Der Saal ist gut gefüllt. So gut, dass Duzcu sich darin an eine türkische Familienfeier erinnert fühlt. Gerade zu Hochzeiten würden viele Menschen kommen: „Zu unseren kleinen Hochzeiten kommen vielleicht 500 Leute. Unsere großen Hochzeiten sehen aus wie das Oktoberfest.“

Immer wieder stellt Duzcu Vergleiche zwischen Deutschen und Türken an, nimmt aber auch Klischees über andere Nationalitäten aufs Korn. Etwa wenn eine Freundin ihr einen Mann vorschlägt, mit dem man Pferde stehlen könne: „Aber was soll ich mit einem Pferd? Da nehme ich lieber einen Polen, der stiehlt Autos.“

Schwarzer Humor als Würze

Beim Publikum kommt Duzcu gut an. Auch weil ihre Witze nicht immer lieb bleiben. Mit schwarzen Humor verleiht sie dem Programm Würze: „Der Grund, warum meine Mutter immer zwei Meter hinter meinem Vater geht, ist eigentlich sehr schlau. Sie hat gehört, dass in Deutschland immer noch Bomben im Boden liegen, die noch nicht explodiert sind.“

Duzcu traut sich dabei auch an heikle Themen. Neonazis in Ostdeutschland zum Beispiel: „Die sagen, die Ausländer nehmen ihnen die Arbeitsplätze weg. Dabei gibt es dort gar keine Arbeitsplätze. Das wäre so, als würde man in Saudi-Arabien die Frauenrechte abschaffen.“

Duzcus Comedy ist eine zwischen den Stühlen. Kulturelle Unterschiede sind ihre Themen, womit sie beizeiten ernsthaft zum Nachdenken anregt. Etwa wenn sie über die Burka spricht und ihrem persönlichem ersten Impuls, die Frau darunter als Opfer zu sehen: „Wie komme ich eigentlich darauf, ihr helfen zu wollen?“ Schließlich wisse man gar nicht, was unter dem Schleier passiere.
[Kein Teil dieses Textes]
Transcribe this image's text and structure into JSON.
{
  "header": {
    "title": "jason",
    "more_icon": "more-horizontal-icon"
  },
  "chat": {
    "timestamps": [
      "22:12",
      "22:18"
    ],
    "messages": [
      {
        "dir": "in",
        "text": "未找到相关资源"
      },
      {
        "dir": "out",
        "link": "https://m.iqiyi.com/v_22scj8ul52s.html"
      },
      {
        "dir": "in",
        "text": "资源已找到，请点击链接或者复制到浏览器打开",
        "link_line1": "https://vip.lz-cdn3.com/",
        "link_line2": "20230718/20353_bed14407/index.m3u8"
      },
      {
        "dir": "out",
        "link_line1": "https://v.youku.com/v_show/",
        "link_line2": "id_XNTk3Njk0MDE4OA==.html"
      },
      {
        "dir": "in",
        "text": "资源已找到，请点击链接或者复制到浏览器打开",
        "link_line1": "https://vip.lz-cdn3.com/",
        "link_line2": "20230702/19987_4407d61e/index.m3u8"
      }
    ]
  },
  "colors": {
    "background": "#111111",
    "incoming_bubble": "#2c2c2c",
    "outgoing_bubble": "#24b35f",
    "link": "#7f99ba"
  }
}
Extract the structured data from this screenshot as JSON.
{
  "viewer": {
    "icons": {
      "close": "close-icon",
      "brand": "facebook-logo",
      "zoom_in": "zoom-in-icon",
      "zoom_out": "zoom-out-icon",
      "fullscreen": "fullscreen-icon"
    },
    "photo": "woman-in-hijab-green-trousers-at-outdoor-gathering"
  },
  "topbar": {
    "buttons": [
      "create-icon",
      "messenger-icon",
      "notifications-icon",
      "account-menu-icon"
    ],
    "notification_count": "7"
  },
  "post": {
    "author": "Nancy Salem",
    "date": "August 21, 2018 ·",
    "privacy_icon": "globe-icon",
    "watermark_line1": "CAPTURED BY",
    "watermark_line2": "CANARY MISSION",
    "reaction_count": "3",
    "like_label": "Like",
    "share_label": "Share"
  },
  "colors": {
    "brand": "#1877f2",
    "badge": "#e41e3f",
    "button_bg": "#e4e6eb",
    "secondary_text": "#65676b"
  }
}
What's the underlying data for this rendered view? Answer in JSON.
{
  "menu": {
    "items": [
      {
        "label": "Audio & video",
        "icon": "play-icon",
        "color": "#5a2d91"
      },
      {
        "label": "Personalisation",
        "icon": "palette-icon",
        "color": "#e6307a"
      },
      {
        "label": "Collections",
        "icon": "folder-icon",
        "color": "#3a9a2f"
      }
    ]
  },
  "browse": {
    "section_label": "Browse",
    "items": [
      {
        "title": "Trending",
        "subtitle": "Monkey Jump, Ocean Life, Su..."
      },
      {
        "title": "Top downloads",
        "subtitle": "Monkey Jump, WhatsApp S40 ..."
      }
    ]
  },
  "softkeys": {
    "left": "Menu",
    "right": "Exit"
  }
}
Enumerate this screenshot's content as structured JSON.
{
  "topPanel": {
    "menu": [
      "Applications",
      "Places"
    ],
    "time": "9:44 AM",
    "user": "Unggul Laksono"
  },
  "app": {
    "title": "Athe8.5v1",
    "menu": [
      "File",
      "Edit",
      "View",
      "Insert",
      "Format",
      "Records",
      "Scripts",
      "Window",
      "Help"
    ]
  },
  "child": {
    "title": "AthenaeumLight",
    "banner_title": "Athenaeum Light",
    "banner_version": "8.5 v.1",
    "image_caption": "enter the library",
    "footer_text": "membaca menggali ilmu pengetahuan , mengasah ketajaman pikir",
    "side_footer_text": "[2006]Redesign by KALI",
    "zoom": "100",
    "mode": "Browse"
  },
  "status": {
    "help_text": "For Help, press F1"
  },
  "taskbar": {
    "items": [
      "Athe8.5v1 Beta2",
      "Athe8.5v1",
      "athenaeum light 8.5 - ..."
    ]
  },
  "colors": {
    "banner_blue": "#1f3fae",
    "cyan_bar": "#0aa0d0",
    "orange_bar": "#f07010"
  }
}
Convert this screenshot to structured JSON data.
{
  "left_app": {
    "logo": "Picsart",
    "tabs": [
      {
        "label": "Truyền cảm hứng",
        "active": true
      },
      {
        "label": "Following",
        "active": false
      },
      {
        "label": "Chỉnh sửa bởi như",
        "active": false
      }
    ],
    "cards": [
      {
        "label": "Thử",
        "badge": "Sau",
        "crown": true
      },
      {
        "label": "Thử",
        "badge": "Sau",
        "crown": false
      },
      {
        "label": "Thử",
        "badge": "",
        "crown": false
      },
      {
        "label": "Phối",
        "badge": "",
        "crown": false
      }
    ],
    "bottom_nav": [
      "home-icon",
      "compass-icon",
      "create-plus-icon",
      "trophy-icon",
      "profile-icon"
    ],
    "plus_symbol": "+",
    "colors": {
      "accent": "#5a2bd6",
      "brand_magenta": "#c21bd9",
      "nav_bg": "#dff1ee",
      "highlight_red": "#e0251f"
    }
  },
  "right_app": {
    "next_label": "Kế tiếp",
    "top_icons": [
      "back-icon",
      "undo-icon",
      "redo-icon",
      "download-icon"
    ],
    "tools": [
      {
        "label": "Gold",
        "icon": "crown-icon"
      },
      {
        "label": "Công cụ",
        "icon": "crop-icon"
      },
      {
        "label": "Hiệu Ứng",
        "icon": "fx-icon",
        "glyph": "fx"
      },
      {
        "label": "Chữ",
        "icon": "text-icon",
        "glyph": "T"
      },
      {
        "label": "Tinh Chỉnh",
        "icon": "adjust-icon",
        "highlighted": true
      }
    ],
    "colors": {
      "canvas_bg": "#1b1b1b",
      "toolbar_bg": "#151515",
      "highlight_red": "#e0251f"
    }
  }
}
Ob die Frau vielleicht ein Häschenkostüm trage oder allen Menschen die Zunge rausstrecke. Leider bleibt ihr Programm nicht immer auf diesem Niveau, und Duzcu driftet ab ins Alberne. Etwa wenn sie die bauchtanzende Angela Merkel mimt. Ein reizvoller Abend mit Luft nach oben.